Something else that is frequently forgotten …. many working ER physician mom’s “choose” to be nocturnists.  We know they do this to spend more time with their children, be present at soccer games/practices, functionally filling the roles of stay at home parents. Are they ever recognized for departmental benefit of covering the nights? No. Let’s be honest, if a male ER physician works nights, it’s usually to make more money. Are there some men who do it for their children? I’m sure there are, but I haven’t met them yet.
But back to my department. I have a different theory about why this particular department is so desirable to working moms. It is based on how we do our scheduling.  Like all ER’s we are required to work 12 shifts a month, 1/4 of which are nights, 1/4 of which are weekends. BUT…I have a control over which combination of Saturday/Sundays I work.
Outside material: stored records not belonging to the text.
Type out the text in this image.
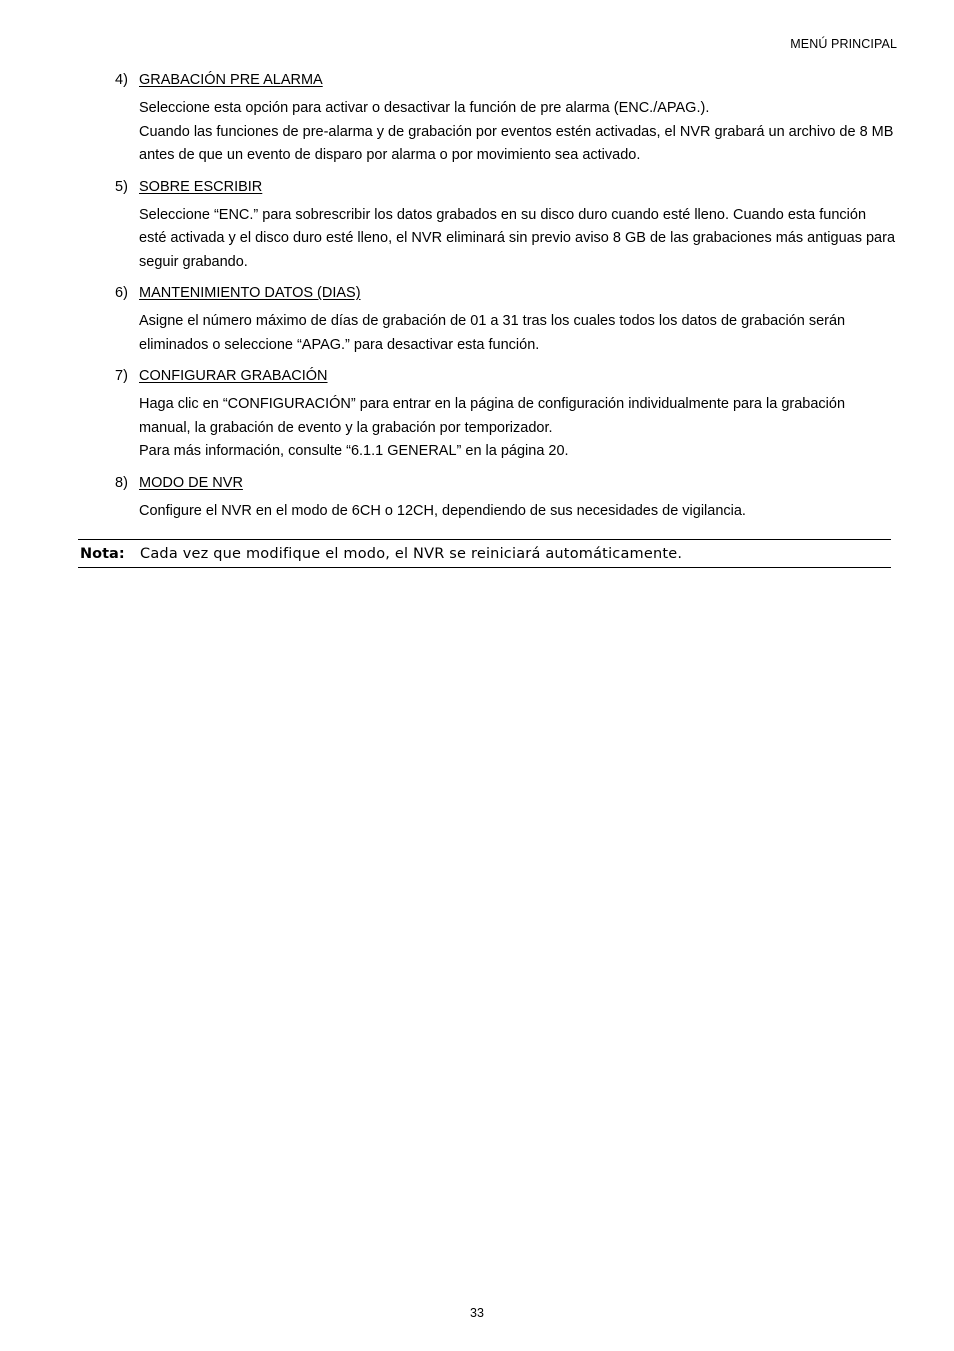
MENÚ PRINCIPAL
4) GRABACIÓN PRE ALARMA

Seleccione esta opción para activar o desactivar la función de pre alarma (ENC./APAG.).

Cuando las funciones de pre-alarma y de grabación por eventos estén activadas, el NVR grabará un archivo de 8 MB antes de que un evento de disparo por alarma o por movimiento sea activado.

5) SOBRE ESCRIBIR

Seleccione “ENC.” para sobrescribir los datos grabados en su disco duro cuando esté lleno. Cuando esta función esté activada y el disco duro esté lleno, el NVR eliminará sin previo aviso 8 GB de las grabaciones más antiguas para seguir grabando.

6) MANTENIMIENTO DATOS (DIAS)

Asigne el número máximo de días de grabación de 01 a 31 tras los cuales todos los datos de grabación serán eliminados o seleccione “APAG.” para desactivar esta función.

7) CONFIGURAR GRABACIÓN

Haga clic en “CONFIGURACIÓN” para entrar en la página de configuración individualmente para la grabación manual, la grabación de evento y la grabación por temporizador.

Para más información, consulte “6.1.1 GENERAL” en la página 20.

8) MODO DE NVR

Configure el NVR en el modo de 6CH o 12CH, dependiendo de sus necesidades de vigilancia.

Nota:	Cada vez que modifique el modo, el NVR se reiniciará automáticamente.
33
When I was single, I worked all Sundays and went out with friends on Saturdays. When I got married I worked every other full weekend, so we could go away for the weekend occasionally. When I had kids, I started working Saturdays. The flexibility of moving my schedule as my life moves forward has been critical in sustaining and maintaining happiness in my career. There is nothing unfair or one-sided about workplace flexibility. It works for BOTH men and women.